For a man who did not drink until he was aged twenty nine, he took to it with impressive alacrity. His own writings are twinged with a certain degree of regret for having not tasted wine sooner. He wrote “Up to then, I had not committed the sin of wine-drinking or known the cheering sensation of comfortable drunkenness.” It is fair to say however, that in his thirties Babur made up for missed opportunities. The tales recounted in his own writings are rife with amusing anecdotes about he and his aristocratic ruling circle getting uproariously drunk. There are tales of parties in the Afghan wild where not a man can recall getting on their horse to return home (which I hardly need draw modern day parallels too). Another tale recounts how after a night’s session, one man was unable to mount his horse at all – despite the appearance of Afghan tribesmen who were incredibly hostile to the new ruling class… Babur suggest chopping off his friend’s head and returning to Kabul minus one drunken body (I’m not quite sure about the modern day parallels with this one, however). Babur himself said ; “wine maketh a man act like an ass in rich pasture.”
For all his indulgences, it would be unfair to purely draw up an image of a lout. He was clearly an incredibly astute politician, managing to tailor his humble beginnings into one of the greatest Empires the world had known. By his death in 1530 the Moghul Empire encompassed a hefty chuck of central Asia, including Afganistan, but also deep into India with its capital as Delhi. He seemed to have an innate knack of summoning men to him, whether for a drinking party or as an army.
But here lay the problem for Babur. His life in Kabul had centred around passion, for wine and the gardens of the city. His ambition had taken him far beyond Afghanistan’s somewhat dubious comforts, deep into India. His letters back to his friends lie heavy with his regrets. “Who are you drinking wine with now?” his perennial question. He resolved to leave off wine during his stay in India for the sake of his health.

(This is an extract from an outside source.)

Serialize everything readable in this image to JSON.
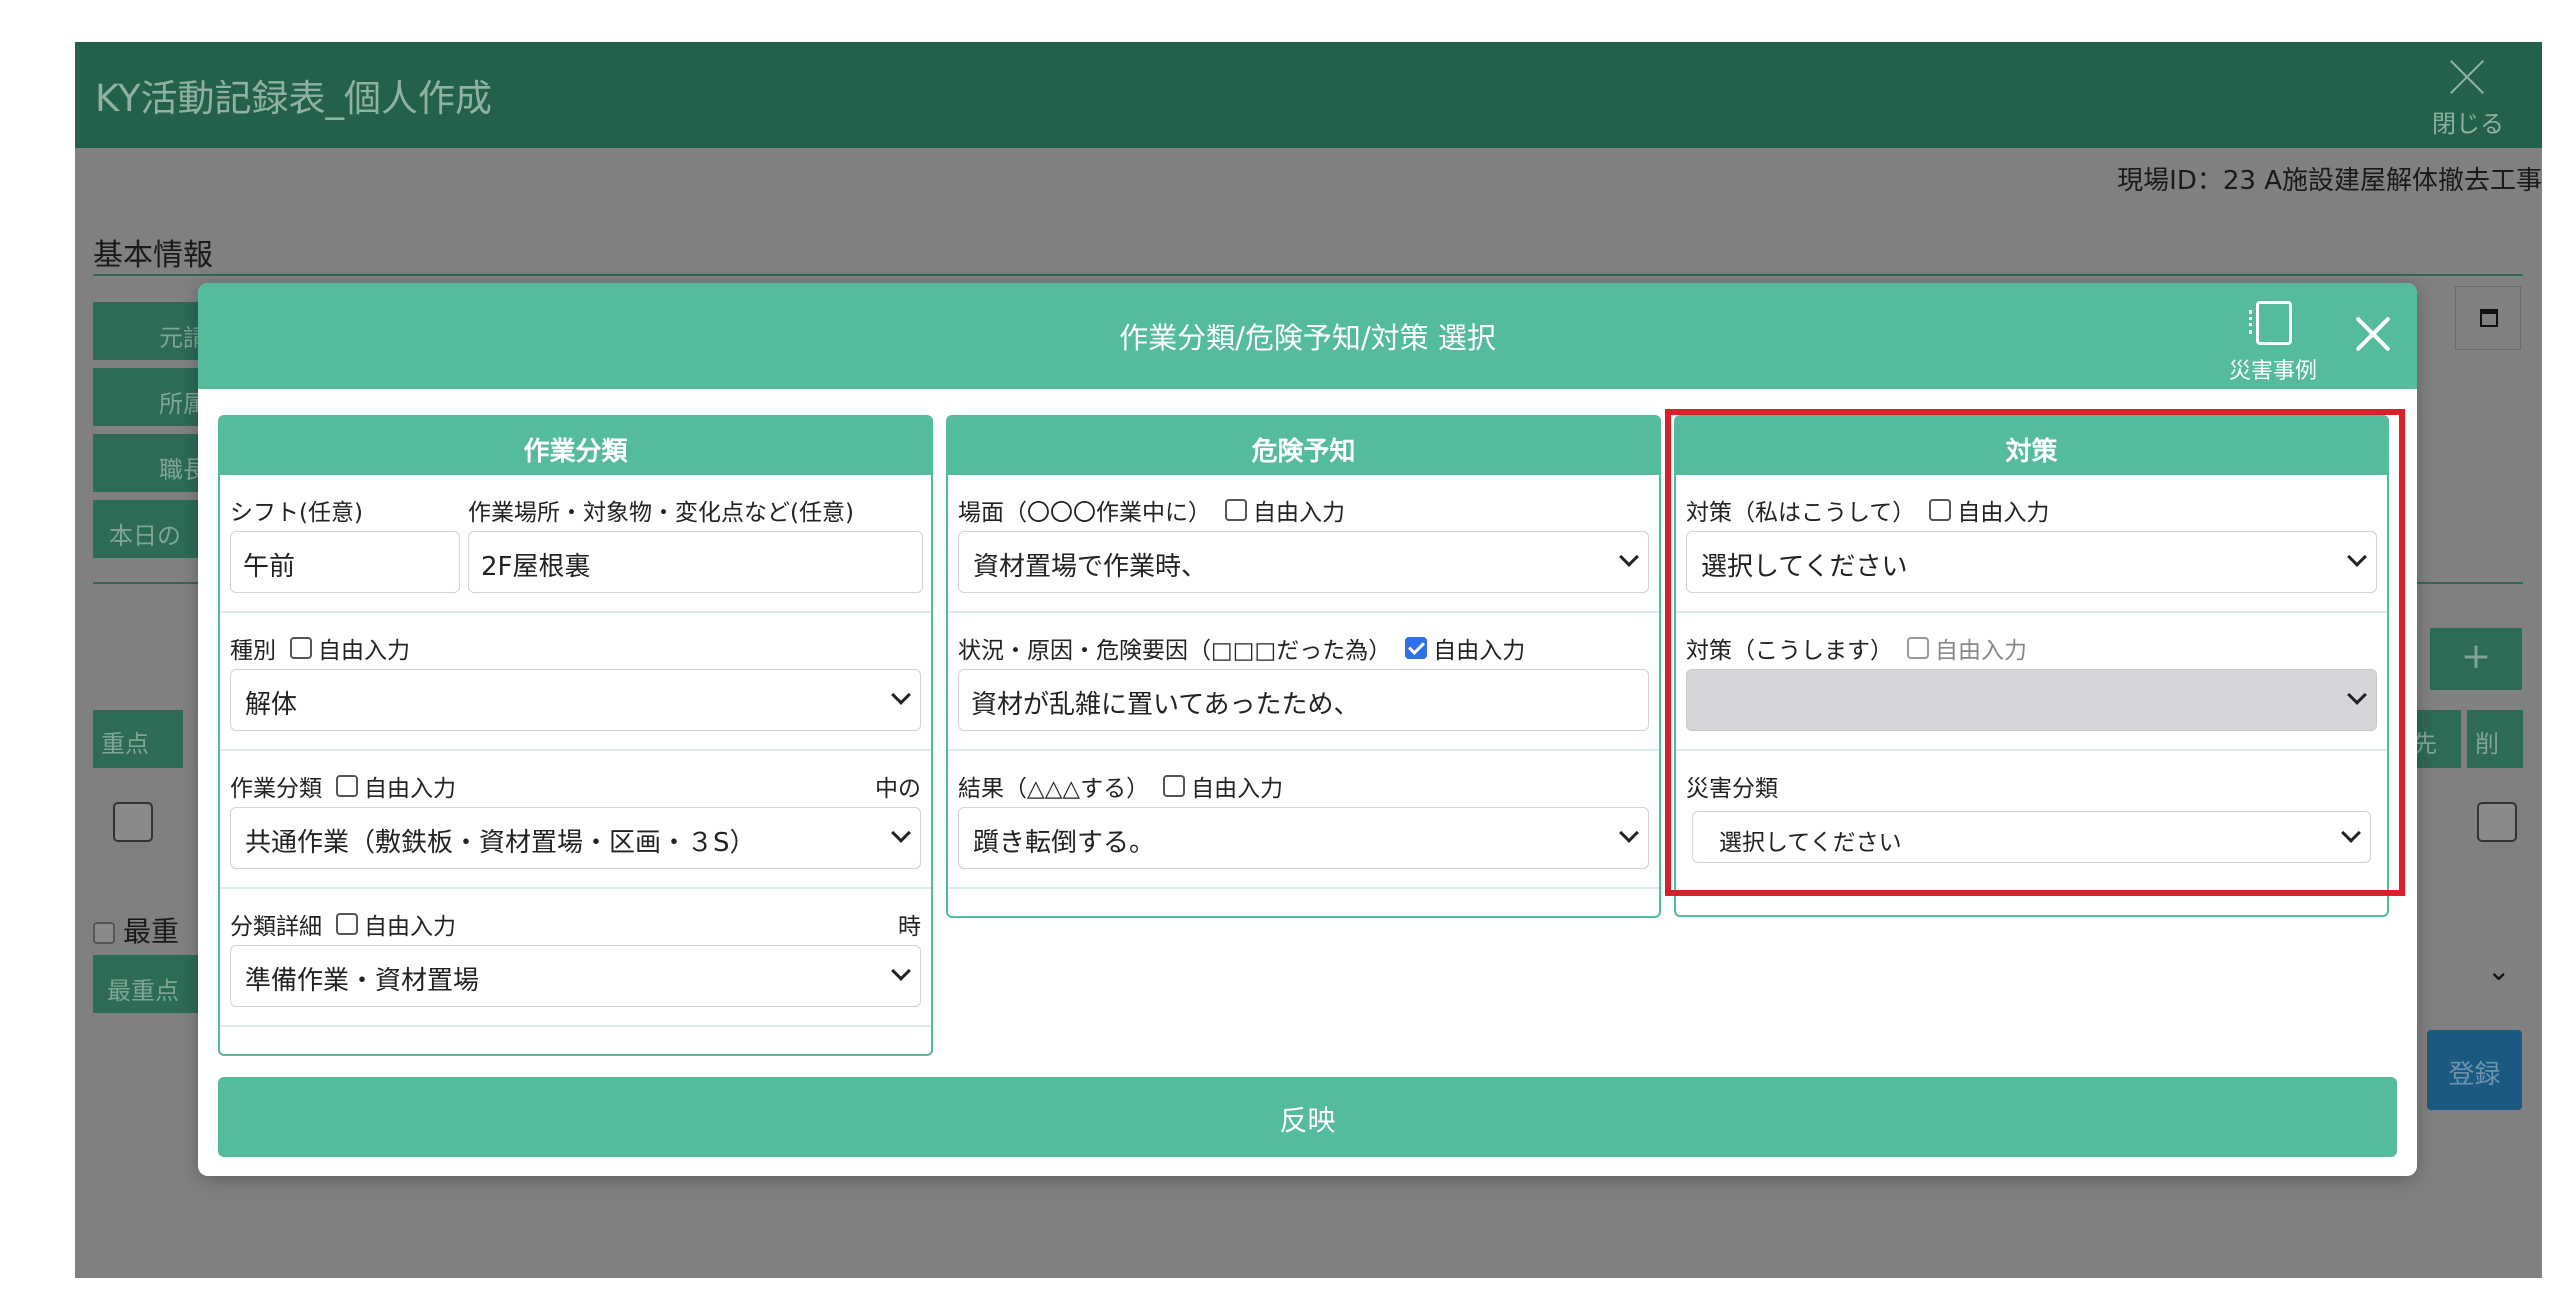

Now in his forties he planted tulips all around, but the gardens of his new Empie wilted and his love for Kabul’s pleasures drew him back. He resolved to make the journey, but died at the age of forty seven before he could complete his wish. The Empire he left behind however, would last for centuries.
In modern day Kabul his tomb has become something of an oasis of calm. During the fierce conflicts of the 21st Century, his star began to rise in Afghan culture. One journalist in 2010 put it- “Babur is emerging as an unlikely national hero in a country short of leaders worth admiring. People pray at the foot of his low, simple grave. One enthusiast sacrifices a buffalo to him every year, and distributes the meat to the gardeners who tendthe place.” An usual epitaph perhaps, but for a man who went beyond the need to merely survive – a rather fitting one.